Over the last 25 years a thousand little inactions by the medical community proved to these entertainers that they could amass power without consequence. Mehmet Oz hawked supplements and bogus drugs for years. He now runs our largest health safety net while Scott Atlas, as a presidential emissary, made a thinly veiled proposal for people to use Thanksgiving dinner as a tool to kill off older Americans during the Covid-19 pandemic. In liberal camps it’s no better. Affordable Care Act (ACA) architect Ezekiel Emmanuel proposed the idea that it’s best for everyone if we die at 75 while Yale psychiatrist Bandy Lee was allowed to diagnose a president’s mental state from afar for years without consequence.
This unwillingness to confront the powerful is how doctors ended up being complicit in the two most deadly American public health crises of the last half century. Instead of fighting Big Pharma full throttle, they doled out the pills they were given by reps, setting the baseline for the opioid crisis. When the pandemic arrived, they equivocated on basic, settled facts as simple as masking and frequently ignored the public health needs of disabled people to deadly effect.
These two crises have also exposed a particularly disturbing disconnect between doctors and the rest of us, from disabled people on one end all the way to anti-vaxxers on the other. In a failing system that they have built and they have the most power to influence, they have spent years re-framing instances of mass public death as a story about why they are burned out and cannot go on. These kinds of claims are hardly new, but they tell us through actions what we need to know, which is that the rest of us would be best served by lowering our expectations.
Instead of pointing to single anecdotal examples of good doctors we all know and then expecting them to come together to take a meaningful stand, we have to accept that we have a system where most of them could do something of significance on many fronts—from single-payer health care to a basic public understanding of contagious disease—but will not. That’s a shame, but perhaps we should look to history for how we should act, too. The history of de-institutionalization that began half a century after the death of Walter Fernald holds some answers. The wins disabled people and their allies secured were the result of thinking past doctors with a vision of what they wanted their lives to be, living in non-institutional communities, making daily decisions about how to live.

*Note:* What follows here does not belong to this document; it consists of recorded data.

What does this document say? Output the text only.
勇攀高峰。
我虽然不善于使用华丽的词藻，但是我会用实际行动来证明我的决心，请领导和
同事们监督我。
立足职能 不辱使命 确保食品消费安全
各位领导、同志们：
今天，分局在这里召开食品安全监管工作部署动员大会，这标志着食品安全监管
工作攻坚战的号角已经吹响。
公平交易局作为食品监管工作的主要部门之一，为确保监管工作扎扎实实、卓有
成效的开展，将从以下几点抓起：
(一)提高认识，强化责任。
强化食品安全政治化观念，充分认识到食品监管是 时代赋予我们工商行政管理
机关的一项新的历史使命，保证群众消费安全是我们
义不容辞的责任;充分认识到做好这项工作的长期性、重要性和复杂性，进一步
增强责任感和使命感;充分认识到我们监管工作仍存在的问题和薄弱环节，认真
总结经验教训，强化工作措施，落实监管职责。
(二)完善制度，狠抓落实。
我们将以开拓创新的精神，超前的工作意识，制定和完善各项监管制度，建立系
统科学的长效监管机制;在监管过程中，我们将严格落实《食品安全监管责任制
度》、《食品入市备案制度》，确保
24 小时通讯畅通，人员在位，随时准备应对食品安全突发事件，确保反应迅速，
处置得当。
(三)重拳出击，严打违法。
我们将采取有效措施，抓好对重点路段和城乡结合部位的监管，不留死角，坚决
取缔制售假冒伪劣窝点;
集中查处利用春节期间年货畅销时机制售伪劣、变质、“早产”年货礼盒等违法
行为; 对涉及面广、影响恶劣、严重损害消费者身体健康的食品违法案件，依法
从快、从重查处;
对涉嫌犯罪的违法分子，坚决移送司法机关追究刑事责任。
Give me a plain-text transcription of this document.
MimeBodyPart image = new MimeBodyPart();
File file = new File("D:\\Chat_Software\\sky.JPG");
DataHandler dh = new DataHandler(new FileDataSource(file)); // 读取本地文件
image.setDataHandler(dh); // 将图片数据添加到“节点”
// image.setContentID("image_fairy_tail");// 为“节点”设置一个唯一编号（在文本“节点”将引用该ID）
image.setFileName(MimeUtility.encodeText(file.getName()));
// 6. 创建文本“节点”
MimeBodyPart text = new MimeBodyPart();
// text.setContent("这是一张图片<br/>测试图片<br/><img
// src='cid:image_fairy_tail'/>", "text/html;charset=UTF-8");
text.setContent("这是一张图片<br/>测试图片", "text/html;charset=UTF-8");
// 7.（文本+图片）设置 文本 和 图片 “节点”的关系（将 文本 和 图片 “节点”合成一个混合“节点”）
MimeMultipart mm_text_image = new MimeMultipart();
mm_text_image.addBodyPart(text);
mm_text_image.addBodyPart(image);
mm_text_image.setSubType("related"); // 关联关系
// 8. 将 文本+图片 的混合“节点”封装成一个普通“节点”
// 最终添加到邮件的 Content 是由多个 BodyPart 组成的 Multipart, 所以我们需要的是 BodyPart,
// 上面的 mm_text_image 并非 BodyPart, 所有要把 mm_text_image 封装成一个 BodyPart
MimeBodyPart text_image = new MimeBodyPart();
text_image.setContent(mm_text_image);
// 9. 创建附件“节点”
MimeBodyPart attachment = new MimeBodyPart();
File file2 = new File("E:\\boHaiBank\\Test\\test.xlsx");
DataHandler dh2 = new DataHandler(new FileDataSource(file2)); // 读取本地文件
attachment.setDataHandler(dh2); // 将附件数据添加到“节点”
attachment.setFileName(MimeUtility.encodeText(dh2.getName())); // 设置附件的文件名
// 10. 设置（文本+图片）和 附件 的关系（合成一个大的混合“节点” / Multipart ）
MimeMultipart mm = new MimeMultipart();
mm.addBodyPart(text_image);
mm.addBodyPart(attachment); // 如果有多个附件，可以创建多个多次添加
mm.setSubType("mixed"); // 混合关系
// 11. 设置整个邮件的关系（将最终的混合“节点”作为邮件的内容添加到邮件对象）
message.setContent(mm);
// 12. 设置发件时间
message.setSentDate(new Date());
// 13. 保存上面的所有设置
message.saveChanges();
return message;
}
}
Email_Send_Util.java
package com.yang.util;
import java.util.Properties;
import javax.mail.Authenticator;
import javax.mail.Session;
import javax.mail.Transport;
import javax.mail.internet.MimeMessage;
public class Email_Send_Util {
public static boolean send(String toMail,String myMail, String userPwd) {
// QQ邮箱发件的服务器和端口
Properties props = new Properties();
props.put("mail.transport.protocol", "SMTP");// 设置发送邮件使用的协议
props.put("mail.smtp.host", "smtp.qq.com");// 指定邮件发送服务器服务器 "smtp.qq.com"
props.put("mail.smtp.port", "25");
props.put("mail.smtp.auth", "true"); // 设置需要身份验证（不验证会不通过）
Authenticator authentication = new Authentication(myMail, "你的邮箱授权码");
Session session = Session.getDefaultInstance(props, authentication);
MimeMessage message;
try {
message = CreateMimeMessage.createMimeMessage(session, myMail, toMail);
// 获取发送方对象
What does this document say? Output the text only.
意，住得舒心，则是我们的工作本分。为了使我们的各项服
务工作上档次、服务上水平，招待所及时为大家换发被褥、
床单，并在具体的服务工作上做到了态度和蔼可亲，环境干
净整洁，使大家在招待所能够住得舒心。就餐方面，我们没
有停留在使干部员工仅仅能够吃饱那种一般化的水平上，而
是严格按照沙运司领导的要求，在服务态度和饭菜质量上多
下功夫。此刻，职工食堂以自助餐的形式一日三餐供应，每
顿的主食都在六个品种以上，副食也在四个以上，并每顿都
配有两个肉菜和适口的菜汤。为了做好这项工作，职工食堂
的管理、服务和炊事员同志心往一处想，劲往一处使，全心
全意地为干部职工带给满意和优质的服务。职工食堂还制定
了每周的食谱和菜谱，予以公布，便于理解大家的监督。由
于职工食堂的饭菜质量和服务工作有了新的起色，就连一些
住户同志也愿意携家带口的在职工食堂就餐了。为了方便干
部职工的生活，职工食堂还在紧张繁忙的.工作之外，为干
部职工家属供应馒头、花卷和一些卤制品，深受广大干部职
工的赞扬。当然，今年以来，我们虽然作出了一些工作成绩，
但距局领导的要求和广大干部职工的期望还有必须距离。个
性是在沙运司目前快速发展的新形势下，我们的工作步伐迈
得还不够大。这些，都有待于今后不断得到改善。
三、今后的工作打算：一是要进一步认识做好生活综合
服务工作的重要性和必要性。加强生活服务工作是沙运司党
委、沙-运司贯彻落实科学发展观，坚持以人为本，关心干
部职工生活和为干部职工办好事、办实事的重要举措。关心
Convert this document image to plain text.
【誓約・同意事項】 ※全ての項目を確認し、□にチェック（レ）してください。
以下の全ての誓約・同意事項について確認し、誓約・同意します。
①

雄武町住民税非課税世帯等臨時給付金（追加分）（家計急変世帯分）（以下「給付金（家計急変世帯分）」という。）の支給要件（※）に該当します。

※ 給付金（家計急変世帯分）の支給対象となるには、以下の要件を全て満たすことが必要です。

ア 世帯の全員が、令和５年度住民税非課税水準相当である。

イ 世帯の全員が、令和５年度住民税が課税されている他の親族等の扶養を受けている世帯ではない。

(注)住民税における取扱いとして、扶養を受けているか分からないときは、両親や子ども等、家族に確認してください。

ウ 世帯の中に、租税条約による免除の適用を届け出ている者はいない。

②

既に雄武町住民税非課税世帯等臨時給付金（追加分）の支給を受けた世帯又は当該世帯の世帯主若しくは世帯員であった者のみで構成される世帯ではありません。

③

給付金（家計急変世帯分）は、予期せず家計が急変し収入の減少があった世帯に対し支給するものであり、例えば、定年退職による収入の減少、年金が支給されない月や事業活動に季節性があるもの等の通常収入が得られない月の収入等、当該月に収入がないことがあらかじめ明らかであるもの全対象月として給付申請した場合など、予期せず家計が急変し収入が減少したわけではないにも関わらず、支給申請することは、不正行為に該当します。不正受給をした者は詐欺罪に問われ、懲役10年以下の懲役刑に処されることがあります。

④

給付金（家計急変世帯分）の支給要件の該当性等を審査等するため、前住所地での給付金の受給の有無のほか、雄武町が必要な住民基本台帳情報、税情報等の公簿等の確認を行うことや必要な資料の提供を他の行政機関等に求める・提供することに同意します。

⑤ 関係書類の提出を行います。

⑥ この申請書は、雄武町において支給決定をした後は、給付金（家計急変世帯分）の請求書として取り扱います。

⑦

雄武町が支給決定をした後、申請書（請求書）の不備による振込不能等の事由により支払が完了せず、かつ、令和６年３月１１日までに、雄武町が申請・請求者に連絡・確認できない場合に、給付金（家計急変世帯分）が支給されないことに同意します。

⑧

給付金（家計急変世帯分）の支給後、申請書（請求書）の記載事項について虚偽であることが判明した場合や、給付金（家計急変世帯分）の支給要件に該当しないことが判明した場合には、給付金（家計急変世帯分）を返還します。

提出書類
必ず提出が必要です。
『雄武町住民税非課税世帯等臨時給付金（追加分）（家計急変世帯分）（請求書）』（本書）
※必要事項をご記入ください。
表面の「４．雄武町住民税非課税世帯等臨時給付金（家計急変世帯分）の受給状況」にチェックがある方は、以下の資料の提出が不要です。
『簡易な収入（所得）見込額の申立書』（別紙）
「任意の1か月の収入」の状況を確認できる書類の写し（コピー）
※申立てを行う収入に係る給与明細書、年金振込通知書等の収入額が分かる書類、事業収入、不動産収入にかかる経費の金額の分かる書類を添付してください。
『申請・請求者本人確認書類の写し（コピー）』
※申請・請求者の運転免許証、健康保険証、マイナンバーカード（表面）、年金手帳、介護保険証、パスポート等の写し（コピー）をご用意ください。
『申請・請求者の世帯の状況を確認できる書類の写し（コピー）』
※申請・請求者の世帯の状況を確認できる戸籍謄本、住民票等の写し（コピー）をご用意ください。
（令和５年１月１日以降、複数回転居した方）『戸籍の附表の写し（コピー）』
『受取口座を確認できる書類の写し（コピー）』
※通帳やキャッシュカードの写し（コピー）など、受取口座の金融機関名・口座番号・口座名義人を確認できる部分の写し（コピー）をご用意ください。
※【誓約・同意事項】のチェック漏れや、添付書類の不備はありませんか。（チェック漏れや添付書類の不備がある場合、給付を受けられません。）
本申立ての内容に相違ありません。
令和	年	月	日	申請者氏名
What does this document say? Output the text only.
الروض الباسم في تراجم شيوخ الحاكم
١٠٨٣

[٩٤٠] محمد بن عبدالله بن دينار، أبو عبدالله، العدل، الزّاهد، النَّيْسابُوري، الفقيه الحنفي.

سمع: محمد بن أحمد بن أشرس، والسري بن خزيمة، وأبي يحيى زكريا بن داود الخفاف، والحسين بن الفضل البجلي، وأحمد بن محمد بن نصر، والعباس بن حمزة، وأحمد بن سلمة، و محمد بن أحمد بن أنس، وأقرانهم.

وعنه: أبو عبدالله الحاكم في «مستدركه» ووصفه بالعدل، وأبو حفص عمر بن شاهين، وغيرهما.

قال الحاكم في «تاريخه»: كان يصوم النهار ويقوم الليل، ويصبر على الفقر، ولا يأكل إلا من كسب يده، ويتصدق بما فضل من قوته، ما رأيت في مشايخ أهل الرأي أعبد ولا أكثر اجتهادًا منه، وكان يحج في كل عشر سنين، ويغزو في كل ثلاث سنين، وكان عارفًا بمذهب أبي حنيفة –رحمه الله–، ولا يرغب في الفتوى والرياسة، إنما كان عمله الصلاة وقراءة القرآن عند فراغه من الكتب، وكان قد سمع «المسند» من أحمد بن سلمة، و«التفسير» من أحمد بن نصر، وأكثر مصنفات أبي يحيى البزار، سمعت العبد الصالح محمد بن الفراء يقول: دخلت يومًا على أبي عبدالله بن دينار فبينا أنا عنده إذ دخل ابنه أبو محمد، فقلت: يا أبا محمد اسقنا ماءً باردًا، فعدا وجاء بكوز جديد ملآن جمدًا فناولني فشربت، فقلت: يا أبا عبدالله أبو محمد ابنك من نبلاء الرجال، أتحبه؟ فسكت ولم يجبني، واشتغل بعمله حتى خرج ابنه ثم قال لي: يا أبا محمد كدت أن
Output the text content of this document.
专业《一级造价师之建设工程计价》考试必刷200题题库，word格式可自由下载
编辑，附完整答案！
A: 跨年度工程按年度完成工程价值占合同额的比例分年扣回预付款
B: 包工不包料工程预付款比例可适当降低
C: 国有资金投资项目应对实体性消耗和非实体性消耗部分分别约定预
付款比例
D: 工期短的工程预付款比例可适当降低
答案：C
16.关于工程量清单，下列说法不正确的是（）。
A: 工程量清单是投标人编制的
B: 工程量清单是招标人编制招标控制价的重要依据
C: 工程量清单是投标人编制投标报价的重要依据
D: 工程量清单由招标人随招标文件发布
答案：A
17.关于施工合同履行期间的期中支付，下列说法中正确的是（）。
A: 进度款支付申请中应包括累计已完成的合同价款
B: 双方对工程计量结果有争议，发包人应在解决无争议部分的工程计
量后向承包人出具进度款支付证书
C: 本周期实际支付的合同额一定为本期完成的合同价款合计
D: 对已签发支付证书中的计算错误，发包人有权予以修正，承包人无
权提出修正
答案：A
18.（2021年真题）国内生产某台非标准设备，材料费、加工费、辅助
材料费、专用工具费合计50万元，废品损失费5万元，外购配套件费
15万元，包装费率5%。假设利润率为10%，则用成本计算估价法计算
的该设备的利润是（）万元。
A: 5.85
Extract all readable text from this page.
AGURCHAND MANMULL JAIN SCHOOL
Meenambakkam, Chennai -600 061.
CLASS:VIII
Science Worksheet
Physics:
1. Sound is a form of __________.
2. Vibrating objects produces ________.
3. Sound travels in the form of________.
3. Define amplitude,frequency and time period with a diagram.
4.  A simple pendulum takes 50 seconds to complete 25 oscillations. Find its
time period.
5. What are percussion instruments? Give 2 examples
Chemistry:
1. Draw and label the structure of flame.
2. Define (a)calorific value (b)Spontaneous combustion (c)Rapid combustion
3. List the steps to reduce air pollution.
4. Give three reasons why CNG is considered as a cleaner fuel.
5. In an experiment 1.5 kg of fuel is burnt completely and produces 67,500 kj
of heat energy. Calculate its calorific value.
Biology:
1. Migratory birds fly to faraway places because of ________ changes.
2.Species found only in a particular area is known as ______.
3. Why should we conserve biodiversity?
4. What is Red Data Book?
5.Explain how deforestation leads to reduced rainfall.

Their assertion of that vision was powerful enough to drag others, even grudging doctors, along. Without a similarly clear vision today, there is no way to do anything but worry and react to bad news. That is no place to be. So while you fight to preserve the big federal laws that you must fight to preserve, and while you keep an occasional eye on the actions of people like the new Secretary of Health and Human Services, perhaps it’s best to look around where you live today and ask what you can build beyond these things, and what others might already be building around you in plain sight.
A good place to start, always, is with questions. Are the disabled people in your community living full and equal lives? Have you ever asked? Can you help make sure they continue to have that right in deeply meaningful ways that redefine what it means to be a civil society and loving community? Do you need the American Medical Association to support you for that to happen?